Горечь правды и ядовитое разочарование густым туманом заполнили сумрачный подъезд, сдавливая горло девушки, не давая вырваться слезам. Но они как будто и не просились наружу. Он не изменял, не бил, не унижал... Но что же тогда? Почему так мучительно больно смотреть на него, словно в детстве взглянуть на солнце? Дарил призрачные надежды? Нет. Лгал? Тоже нет, он просто не умел...

— Такие раны не залечить чужими руками. Я давно уже никто в твоей жизни. Зря ты пришёл так поздно. Я говорила по телефону, что не стану в этом участвовать, — прошелестела девчонка, не веря, что произносит эти слова, они будто вырывались из её души. И она не верила, что именно он стоит перед ней, почти не изменившийся, только в глазах плескался такой лёд, какого она не видела даже в день их знакомства. В помещении стало невыносимо холодно, и девушка неловко запахнула домашнюю кофту. — Ни звонка, ни сообщения за все эти месяцы... А я, дура, у всех спрашивала, куда ты пропал, почему исчез, не сказав ни слова. Ты считаешь это нормальным?! — Из её горла вырвался смешок, полный горечи и непонимания.

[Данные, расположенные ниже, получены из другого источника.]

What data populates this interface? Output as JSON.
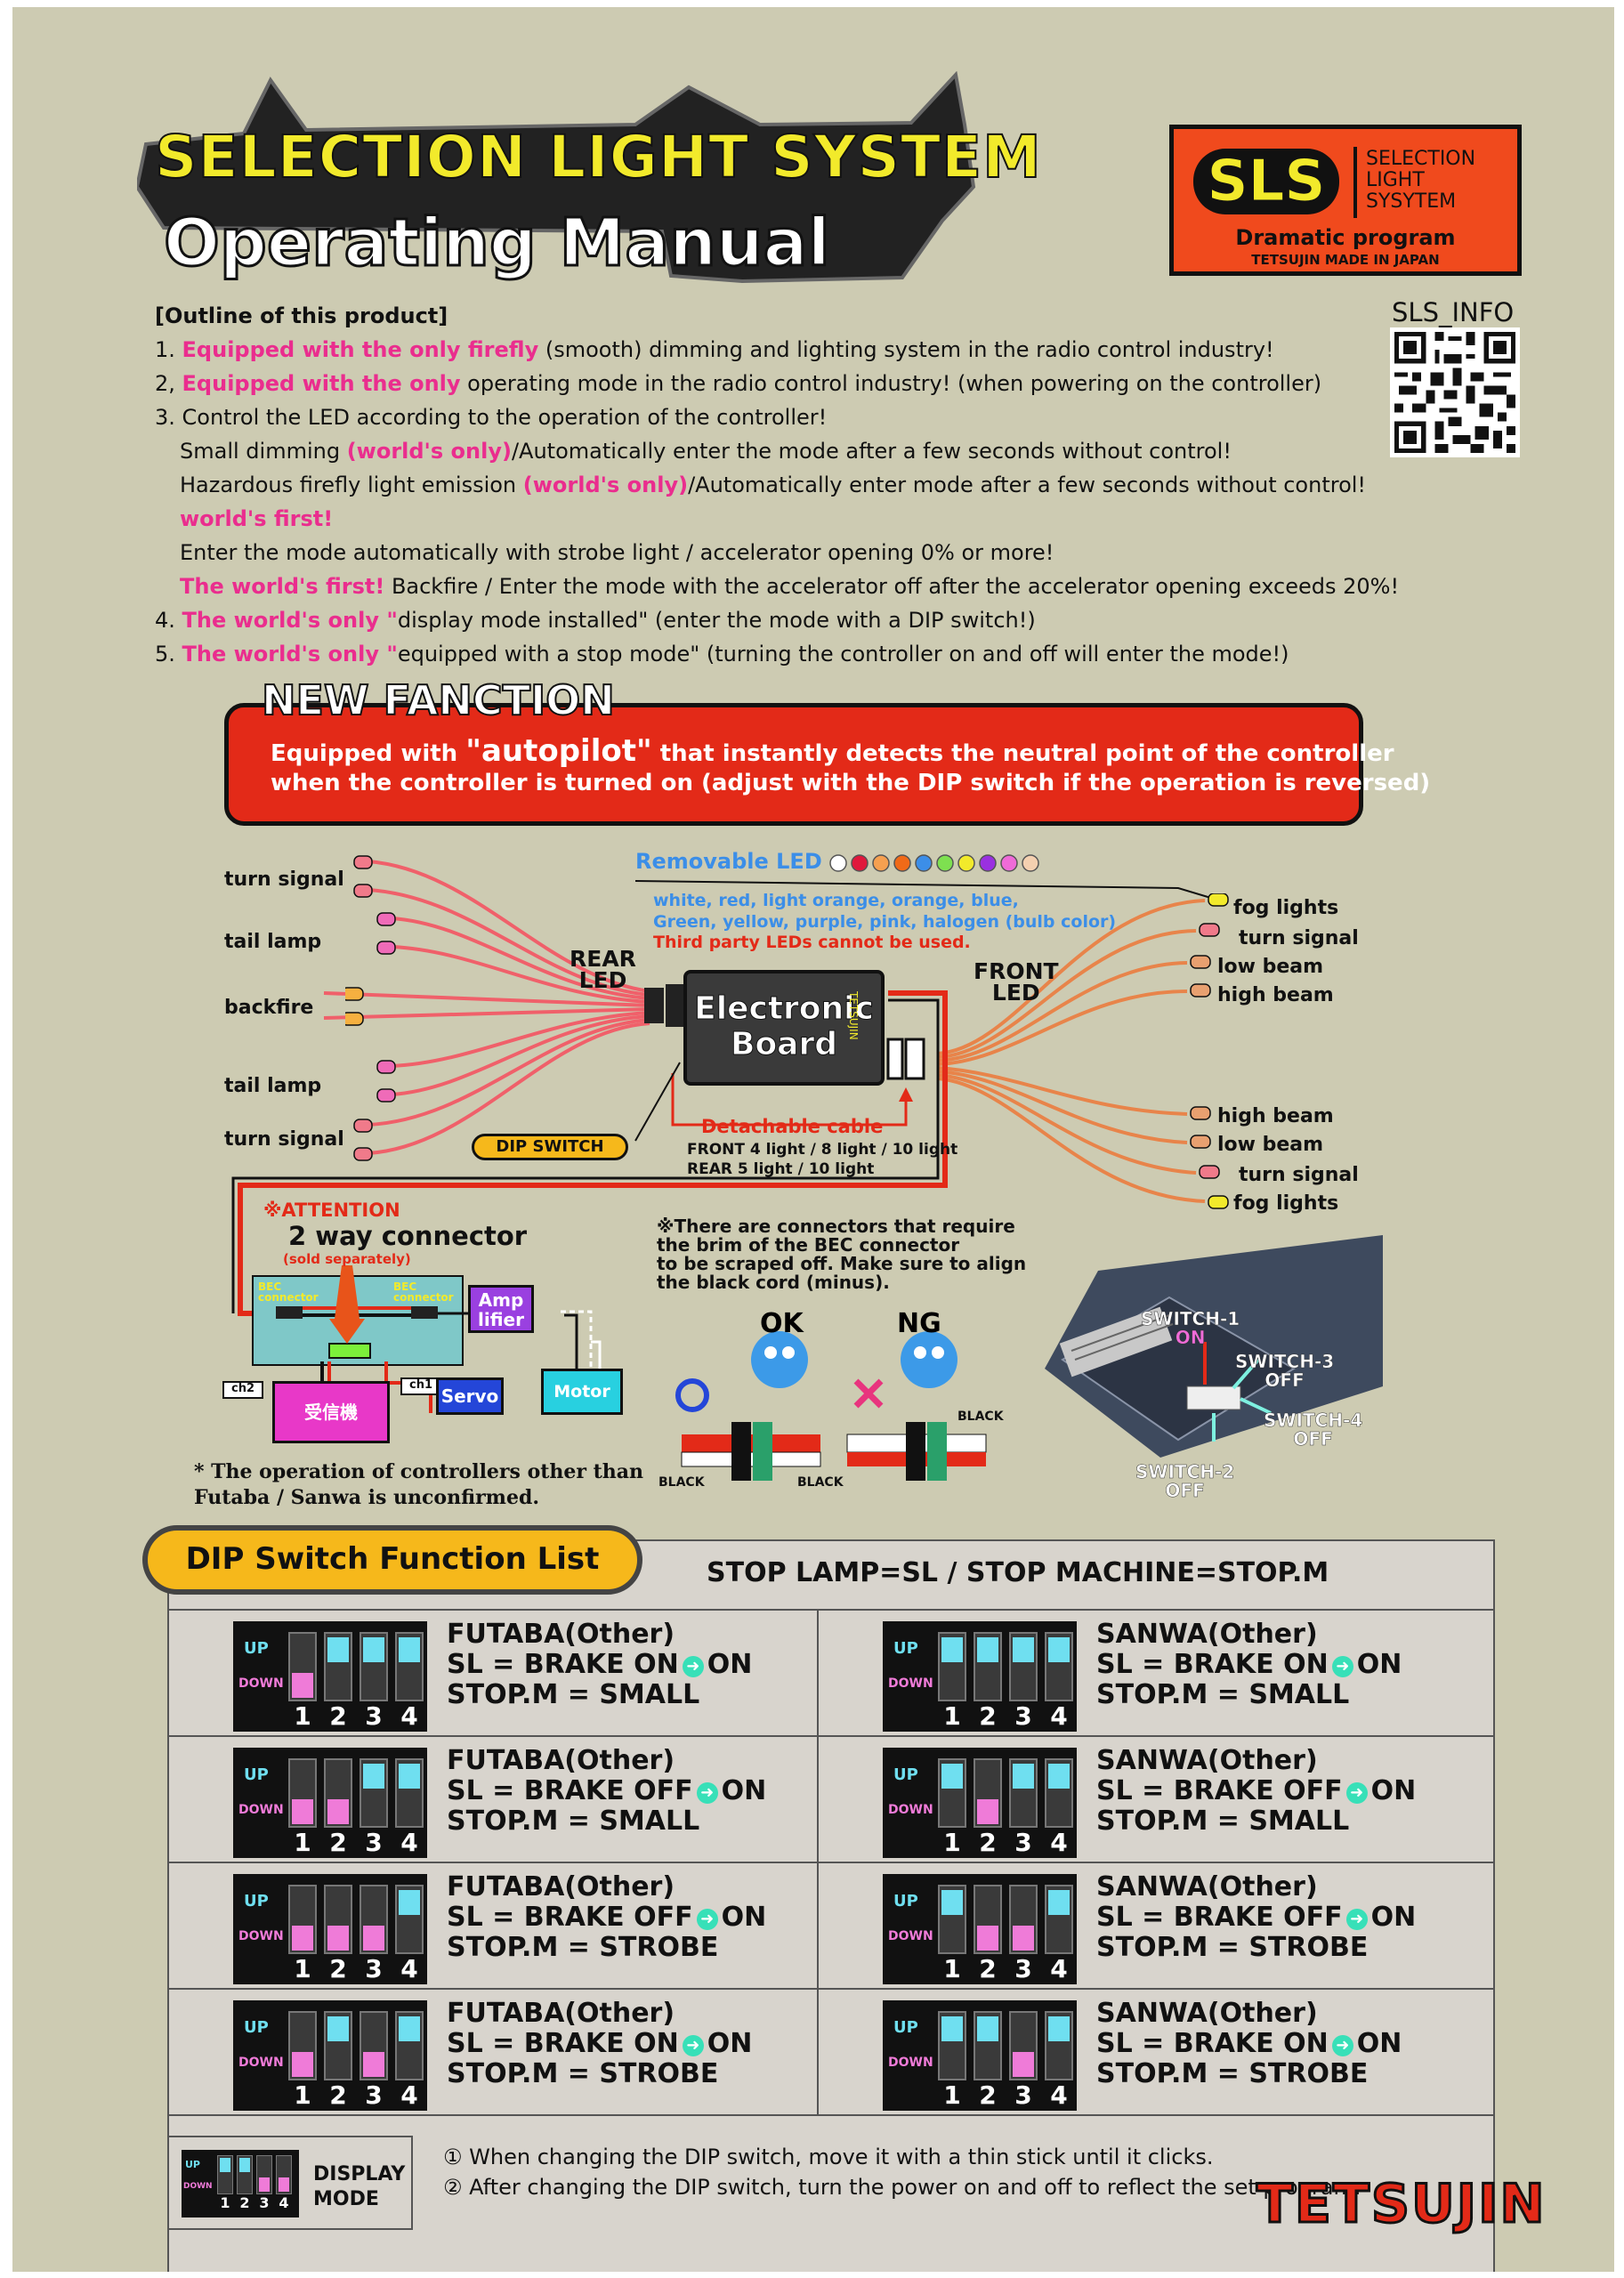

— Не мог, — прохрипел доцент, с трудом сглатывая комок в горле. Ему показалось, что она готова задушить его прямо сейчас, и он бы не сопротивлялся. — Не мог, — повторил преподаватель, чувствуя, как глаза предательски наполняются влагой. Впервые за долгое время он был готов заплакать, и хорошо, что она не видела его лица: он прикрыл глаза, сдерживаясь. — Я понимаю, что это непростительно, и... И ты имеешь полное право ненавидеть меня. Я сам желаю этого, тебе будет легче. Но дай мне последний шанс, и всё будет по-другому, — и вот она, первая ложь. Как можно верить в это? Как можно верить в пустые слова? Где, чёрт возьми, поступки?!

Какие чувства она должна испытывать сейчас? Радость или гнев? Любая другая на её месте уже прыгала бы от счастья, что любимый вернулся. Вот он, живой и невредимый, такой нежный... Но даже историк не знал, как себя вести: притянуть её в объятия, утонуть в сладости её губ или снова исчезнуть, не сказав ни слова? Или... Если любишь по-настоящему, второй вариант невозможен. Но он выбрал его. Мужчина выбрал не её, а что-то другое.

— Ты больной... Я что для тебя, тряпка, о которую можно вытирать ноги? Девка на побегушках, которая должна вилять хвостом при каждом твоём появлении, когда тебе вздумается?! Ты думаешь, только у тебя проблемы?! Если ты не помнишь, то я напомню тебе: ты бросил меня в мой день рождения! В мой... Понимаешь?! А сейчас октябрь, скоро опять зима. И всё вновь повторится... Это твой новогодний подарок, да?! — выкрикнула студентка, не выдержав. Злобно и с тоской она глядела в его спину, вырисовывая в тусклом свете силуэты счастья. Их счастья. — Что, даже стыдно смотреть мне в глаза?!

— Я понял, — тихо и понимающе ответил он, чувствуя, как она приблизилась. Девчонка встала рядом, отвернувшись к окну, равнодушно наблюдая, как дождь хлещет по стеклу, как капли барабанят по крышам старых домов, отдаваясь гулким эхом. А вдали раскатился гром, и её сердце забилось чаще, словно игрушечное. Неужели чувства всё ещё живы? Да, живы, пока жива она сама. — Без тебя я не смогу выступить за границей. И я за это тебя ни капельки не презираю — сам бы на твоём месте поступил так же. Справедливо? — Он нежно посмотрел на неё и фирменно ухмыльнулся — всё те же шрамы красовались на его лице. — Значит, придётся вернуться в Германию. Уж слишком много я им задолжал, теперь правительство объявило меня в розыск. Клянусь, всё будет хорошо, — педагог невольно прикусил нижнюю губу: он не был уверен в своих словах.

И его зелёные глаза, в полумраке казавшиеся чёрными, как дно океана, жадно и мучительно изучали её: цеплялись за хрупкие пальцы, придерживавшие кофту, всматривались в пухлые губы. Всё та же... Она нервно выдохнула, поняв, что слишком долго смотрит на его губы. Всё тот же...

— Я немного запутался, — после этих слов гром вновь прокатился над городом, а свет в подъезде замерцал зловещим жёлтым светом. — Ладно, что-то я разнылся. Сам себя за это никогда не прощу, — невпопад проговорил он. — Иди домой, а то замёрзнешь. И отец будет волноваться. Спасибо, что вообще вышла. И за...

— Оставь свои «спасибо» на потом. Боюсь, не расплатишься. Я согласна.